Contrast with the raw SDK
Without Genkit, the same flow using google-genai directly looks like this:
from google import genai
from google.genai import types
client = genai.Client(api_key='...')
# Start
op = await client.aio.models.generate_videos(
model='veo-3.1-generate-preview',
prompt='A paper airplane...',
config=types.GenerateVideosConfig(aspect_ratio='16:9', number_of_videos=1),
)
# Poll
while not op.done:
await asyncio.sleep(5)
op = await client.aio.operations.get(operation=op)
# Extract
for gv in op.result().generated_videos:
print(gv.video.uri)
That is roughly the same amount of code. What Genkit adds on top: the operation is tracked through the registry, operation.action carries the action key so you can resume polling across process restarts, error objects are normalized to Operation.error with a consistent shape, and the whole flow composes with Genkit’s observability and middleware layers. For a one-off script the SDK is fine. For a production flow that runs inside a Cloud Run job and needs tracing, the background model pattern earns its keep.
Production traps
A few things that bite people:
The operation TTL is 24 hours from when you started it. If your polling process crashes and you restart it hours later, the operation might be expired. Store operation.id durably (Cloud Firestore works) before the first poll, and handle the case where check() returns a 404.
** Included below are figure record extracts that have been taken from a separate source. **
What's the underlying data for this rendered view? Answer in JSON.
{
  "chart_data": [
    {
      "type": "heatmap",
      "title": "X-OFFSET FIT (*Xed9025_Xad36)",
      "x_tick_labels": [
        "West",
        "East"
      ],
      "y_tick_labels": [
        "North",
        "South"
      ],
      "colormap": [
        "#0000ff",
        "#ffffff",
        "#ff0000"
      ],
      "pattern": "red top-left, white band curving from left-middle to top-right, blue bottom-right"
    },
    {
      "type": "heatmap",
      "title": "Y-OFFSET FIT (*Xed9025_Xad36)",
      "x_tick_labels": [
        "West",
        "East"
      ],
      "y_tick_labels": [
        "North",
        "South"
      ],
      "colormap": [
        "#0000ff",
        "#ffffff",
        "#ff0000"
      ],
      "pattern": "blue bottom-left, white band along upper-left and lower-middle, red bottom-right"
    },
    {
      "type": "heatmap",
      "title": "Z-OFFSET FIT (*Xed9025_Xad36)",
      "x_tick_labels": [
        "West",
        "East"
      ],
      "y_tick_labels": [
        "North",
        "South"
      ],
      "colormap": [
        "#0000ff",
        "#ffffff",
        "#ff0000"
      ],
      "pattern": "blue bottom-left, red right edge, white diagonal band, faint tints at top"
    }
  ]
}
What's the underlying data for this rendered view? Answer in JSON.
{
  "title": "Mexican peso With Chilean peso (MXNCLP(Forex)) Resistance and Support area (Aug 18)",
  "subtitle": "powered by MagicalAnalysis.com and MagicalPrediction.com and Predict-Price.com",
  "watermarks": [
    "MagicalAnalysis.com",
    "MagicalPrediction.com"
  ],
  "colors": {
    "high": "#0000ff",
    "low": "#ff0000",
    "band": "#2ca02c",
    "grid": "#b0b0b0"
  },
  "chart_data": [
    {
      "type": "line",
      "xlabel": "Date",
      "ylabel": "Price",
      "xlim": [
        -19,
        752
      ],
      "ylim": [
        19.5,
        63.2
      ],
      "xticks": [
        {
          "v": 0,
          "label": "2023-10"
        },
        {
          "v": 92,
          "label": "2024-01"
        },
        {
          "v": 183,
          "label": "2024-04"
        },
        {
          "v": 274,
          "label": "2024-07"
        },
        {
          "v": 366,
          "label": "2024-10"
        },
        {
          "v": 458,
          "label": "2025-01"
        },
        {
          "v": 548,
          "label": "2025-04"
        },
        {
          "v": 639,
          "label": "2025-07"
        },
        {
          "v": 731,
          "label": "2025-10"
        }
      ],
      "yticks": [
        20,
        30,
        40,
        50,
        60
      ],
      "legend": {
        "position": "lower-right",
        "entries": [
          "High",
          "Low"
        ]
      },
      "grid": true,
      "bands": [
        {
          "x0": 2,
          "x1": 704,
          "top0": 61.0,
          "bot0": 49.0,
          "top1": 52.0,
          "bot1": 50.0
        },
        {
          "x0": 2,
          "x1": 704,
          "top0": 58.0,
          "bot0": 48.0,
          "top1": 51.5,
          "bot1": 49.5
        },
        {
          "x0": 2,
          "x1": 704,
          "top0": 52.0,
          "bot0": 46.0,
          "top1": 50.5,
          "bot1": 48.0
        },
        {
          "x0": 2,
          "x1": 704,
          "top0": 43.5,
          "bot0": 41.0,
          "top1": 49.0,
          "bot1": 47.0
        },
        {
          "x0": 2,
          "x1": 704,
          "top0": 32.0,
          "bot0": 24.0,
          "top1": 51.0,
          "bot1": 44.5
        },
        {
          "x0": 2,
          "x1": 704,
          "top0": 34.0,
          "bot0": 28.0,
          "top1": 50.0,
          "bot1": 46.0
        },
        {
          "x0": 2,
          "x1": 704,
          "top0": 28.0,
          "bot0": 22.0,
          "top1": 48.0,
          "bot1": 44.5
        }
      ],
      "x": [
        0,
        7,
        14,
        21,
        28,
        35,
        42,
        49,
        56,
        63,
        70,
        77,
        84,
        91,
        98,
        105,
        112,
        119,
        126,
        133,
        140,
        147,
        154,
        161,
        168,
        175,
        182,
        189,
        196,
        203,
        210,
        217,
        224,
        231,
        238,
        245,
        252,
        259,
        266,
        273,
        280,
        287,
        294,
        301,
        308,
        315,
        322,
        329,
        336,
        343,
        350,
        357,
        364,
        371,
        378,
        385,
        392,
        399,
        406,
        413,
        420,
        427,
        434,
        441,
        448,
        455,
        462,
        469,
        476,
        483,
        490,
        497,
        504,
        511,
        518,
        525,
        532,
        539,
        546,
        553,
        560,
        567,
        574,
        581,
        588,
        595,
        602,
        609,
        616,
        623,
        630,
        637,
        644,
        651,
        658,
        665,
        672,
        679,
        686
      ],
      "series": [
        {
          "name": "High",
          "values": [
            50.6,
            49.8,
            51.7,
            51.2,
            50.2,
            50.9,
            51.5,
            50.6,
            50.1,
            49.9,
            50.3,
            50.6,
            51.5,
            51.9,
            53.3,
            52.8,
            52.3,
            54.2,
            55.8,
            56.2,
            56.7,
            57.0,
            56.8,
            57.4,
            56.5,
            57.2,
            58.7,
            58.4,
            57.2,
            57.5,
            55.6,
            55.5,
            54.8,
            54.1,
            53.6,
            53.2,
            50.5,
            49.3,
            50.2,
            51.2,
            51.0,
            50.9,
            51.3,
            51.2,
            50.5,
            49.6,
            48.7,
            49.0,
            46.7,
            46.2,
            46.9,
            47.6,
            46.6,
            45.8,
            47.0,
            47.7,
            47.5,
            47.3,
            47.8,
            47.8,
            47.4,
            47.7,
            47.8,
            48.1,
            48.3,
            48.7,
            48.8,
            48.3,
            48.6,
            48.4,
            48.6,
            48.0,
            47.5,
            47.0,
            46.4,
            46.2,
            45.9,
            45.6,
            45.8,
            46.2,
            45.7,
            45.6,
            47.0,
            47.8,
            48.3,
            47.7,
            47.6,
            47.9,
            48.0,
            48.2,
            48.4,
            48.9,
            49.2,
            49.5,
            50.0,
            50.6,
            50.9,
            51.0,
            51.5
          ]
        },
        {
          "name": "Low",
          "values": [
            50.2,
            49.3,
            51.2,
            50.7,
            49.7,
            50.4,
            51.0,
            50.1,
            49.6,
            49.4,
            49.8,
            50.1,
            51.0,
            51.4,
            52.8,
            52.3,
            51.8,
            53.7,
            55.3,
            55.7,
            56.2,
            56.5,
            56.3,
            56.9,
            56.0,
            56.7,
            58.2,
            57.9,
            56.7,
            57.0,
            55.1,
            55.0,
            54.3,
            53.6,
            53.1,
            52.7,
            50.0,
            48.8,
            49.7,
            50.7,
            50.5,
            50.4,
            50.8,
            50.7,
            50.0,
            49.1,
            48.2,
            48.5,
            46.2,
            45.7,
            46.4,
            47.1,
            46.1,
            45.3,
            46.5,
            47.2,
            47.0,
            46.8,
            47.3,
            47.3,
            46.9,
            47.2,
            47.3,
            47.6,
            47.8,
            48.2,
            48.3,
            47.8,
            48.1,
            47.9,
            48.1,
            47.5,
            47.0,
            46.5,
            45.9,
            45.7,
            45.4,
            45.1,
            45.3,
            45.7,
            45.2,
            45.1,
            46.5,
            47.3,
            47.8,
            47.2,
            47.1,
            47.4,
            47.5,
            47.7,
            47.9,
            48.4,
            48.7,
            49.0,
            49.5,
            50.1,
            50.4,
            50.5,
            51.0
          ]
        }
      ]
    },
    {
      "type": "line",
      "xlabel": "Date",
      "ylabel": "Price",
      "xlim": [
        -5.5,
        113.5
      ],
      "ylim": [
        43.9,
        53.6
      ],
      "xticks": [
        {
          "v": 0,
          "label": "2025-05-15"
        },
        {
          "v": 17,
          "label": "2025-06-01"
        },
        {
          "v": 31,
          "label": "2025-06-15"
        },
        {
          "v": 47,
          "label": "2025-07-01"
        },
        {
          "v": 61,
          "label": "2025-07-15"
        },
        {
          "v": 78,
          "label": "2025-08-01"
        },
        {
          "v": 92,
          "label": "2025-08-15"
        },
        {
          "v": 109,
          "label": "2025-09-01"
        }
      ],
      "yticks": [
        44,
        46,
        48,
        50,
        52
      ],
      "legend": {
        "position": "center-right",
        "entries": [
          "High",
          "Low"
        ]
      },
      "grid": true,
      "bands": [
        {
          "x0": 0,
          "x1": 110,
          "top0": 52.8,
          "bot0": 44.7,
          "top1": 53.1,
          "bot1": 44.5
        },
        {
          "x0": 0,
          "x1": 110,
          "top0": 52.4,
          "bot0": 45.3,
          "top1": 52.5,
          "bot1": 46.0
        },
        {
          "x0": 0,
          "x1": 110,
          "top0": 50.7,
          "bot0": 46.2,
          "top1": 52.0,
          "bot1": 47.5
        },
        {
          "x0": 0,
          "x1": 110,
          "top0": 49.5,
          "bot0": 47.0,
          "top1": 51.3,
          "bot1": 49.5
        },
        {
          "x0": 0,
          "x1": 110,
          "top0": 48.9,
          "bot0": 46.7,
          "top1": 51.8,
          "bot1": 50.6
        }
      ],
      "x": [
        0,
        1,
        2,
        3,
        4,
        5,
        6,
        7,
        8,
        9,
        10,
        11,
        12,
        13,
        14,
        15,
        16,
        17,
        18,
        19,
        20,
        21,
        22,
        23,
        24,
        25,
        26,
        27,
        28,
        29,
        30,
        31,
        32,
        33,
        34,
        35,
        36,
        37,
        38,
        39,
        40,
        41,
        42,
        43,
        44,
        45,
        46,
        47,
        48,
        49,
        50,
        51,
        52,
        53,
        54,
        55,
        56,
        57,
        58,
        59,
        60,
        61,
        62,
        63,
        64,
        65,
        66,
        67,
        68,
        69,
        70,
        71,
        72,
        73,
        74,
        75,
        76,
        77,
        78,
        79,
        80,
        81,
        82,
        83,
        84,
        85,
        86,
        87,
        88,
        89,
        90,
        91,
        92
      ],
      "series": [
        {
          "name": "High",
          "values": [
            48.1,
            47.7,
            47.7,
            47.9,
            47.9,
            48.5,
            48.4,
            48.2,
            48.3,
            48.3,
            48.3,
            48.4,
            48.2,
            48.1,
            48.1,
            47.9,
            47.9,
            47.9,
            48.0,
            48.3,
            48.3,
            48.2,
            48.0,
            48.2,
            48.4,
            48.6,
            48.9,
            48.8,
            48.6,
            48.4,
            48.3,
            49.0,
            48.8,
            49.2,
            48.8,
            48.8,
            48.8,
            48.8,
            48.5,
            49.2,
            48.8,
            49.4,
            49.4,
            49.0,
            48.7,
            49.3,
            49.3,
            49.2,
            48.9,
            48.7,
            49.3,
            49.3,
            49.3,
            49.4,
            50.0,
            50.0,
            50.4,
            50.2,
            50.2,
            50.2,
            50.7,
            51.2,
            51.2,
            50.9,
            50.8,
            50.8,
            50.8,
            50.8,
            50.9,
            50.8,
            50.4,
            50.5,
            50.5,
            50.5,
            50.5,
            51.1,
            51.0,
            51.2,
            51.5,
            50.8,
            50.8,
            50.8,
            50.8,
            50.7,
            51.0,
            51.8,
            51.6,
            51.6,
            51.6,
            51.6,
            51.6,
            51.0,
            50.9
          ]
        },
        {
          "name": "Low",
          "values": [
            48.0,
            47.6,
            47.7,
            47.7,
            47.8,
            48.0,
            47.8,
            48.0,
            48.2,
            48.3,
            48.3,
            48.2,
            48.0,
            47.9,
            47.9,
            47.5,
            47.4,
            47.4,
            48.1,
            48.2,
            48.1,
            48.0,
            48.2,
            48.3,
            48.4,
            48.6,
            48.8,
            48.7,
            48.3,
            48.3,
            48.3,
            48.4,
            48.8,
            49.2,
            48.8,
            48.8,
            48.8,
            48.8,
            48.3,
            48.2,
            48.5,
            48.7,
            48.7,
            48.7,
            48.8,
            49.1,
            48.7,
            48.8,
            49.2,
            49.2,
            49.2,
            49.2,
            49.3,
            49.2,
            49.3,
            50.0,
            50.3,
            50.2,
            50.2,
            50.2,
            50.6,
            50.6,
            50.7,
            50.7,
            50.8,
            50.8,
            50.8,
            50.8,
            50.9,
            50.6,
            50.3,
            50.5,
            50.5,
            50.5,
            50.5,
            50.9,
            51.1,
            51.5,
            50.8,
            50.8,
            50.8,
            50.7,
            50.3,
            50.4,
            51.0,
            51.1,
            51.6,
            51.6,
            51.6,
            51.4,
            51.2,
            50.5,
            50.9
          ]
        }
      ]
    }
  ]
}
Veo does not stream progress. There is no percentage-complete. The only states are in-progress, done-success, and done-error. A 90-second wall-clock wait with no feedback is normal.
The durationSeconds option is a requested duration, not a guarantee. Veo may generate a shorter video if the content completes sooner. Plan for this when you’re building UIs that tell users how long to wait.
Content policy errors come back as operation.done=True with operation.error set, not as HTTP errors. Your client code needs to check operation.error after the loop, not just assume success when done=True.
The video_url in the output is a temporary signed URI. Fetching it works immediately after generation completes, but the URL expires. If you need the video for more than 48 hours, download and store it yourself before serving it to users.